けれど恋は落ちてしまったら最後。 私にとって樹くんの周りの評判など関係はない。あの夜を経て、私はもっともっと樹くんを好きになってしまったんだから。

数日後。
お昼の清掃終了後のオフィスビル。

今日は夜のバイトは入っていない。 そして昼間におばちゃん情報で樹くんがビル内のオフィスに入って行く情報をキャッチ。

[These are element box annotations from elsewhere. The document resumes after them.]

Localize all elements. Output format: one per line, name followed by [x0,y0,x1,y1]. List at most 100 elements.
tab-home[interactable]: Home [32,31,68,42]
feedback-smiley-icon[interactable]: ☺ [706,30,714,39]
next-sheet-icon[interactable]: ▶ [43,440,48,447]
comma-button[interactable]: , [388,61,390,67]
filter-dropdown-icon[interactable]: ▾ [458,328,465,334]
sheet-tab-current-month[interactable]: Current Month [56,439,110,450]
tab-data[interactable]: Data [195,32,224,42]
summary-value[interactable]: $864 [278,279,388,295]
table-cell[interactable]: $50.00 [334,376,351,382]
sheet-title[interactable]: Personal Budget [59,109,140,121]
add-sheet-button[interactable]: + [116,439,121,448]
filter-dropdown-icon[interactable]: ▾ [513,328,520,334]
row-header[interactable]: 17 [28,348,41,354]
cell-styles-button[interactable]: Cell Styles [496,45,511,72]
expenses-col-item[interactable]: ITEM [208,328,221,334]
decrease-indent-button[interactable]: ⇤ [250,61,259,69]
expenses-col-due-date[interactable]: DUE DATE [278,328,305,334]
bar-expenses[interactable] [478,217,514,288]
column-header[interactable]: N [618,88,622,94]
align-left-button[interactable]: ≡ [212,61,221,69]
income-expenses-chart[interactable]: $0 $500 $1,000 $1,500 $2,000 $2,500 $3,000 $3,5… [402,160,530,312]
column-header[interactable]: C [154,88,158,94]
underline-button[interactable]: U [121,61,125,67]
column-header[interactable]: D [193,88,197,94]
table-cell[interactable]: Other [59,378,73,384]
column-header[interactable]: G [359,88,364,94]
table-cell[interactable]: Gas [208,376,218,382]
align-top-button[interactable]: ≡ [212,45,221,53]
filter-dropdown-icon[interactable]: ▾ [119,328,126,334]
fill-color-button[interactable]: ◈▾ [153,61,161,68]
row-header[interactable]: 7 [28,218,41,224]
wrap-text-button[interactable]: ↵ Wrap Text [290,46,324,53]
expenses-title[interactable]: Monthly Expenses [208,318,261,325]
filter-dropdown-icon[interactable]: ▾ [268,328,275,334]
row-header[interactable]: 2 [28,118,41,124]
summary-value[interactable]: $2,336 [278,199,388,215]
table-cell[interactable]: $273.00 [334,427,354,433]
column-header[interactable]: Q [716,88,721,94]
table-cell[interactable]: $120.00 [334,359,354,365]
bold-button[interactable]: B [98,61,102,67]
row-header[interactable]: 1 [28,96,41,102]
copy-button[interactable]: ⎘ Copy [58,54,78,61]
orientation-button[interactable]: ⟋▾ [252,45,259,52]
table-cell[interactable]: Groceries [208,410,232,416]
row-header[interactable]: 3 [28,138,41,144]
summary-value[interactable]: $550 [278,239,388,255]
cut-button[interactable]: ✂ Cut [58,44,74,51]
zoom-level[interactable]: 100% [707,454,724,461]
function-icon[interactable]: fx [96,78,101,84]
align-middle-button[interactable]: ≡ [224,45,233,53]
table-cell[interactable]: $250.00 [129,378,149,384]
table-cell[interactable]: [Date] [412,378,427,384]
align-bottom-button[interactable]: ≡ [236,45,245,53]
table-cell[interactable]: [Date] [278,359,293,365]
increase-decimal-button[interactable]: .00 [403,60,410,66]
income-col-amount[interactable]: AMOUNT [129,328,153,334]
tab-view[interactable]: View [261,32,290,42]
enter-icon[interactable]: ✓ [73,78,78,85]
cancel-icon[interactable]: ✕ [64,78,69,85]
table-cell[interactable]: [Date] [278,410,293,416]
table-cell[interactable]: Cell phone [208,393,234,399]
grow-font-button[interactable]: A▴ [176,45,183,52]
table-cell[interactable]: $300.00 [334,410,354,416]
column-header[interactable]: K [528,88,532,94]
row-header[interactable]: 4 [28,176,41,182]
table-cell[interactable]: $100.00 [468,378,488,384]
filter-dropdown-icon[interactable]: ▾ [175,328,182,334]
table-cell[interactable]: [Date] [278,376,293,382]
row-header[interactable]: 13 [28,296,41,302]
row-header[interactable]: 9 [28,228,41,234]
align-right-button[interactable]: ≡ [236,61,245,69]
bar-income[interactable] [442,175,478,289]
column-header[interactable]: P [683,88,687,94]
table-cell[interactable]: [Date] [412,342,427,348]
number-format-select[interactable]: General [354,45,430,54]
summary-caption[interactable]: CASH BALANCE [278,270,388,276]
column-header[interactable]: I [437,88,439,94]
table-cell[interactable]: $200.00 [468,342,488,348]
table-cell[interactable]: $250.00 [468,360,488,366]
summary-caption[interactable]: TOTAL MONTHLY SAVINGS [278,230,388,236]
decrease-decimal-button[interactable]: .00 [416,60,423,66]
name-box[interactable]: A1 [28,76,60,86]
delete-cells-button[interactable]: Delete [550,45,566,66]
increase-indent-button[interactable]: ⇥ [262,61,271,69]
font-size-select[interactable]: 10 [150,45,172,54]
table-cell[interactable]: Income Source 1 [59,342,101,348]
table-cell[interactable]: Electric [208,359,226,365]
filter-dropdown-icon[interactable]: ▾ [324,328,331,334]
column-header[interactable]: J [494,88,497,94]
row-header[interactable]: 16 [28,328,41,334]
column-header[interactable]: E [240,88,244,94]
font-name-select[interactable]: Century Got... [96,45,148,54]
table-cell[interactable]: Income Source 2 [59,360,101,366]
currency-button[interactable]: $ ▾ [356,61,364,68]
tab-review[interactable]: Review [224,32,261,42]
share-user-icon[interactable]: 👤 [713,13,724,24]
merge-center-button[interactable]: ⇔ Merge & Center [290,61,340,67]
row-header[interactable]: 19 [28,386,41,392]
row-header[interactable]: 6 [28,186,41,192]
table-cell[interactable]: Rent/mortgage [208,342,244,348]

時刻は19時を回る時。もう2時間はここで待ち続けている。彼に会うためならば、何時間でも待てる自信がある。

かおるちゃんいわくそれは「ストーカー行為」らしい。


携帯を開き、先日彼と撮ったツーショット画像を見てニヤニヤと笑う。

これはさっそく待ち受け画面にした。出来る事ならば、笑顔いっぱいの彼を待ち受けにしたいものだが、今の所はこれで我慢をしておく事にする。

19時半。
既に外は真っ暗になっていた。 オフィスビルの前にある花壇の石段に腰を降ろして足をぷらぷらさせていると、中から出てくる黒いシルエットが眼に入って立ち上がる。

シルエットで彼だと分かってしまうなんて、私は本当にストーカー気質があるのかもしれない。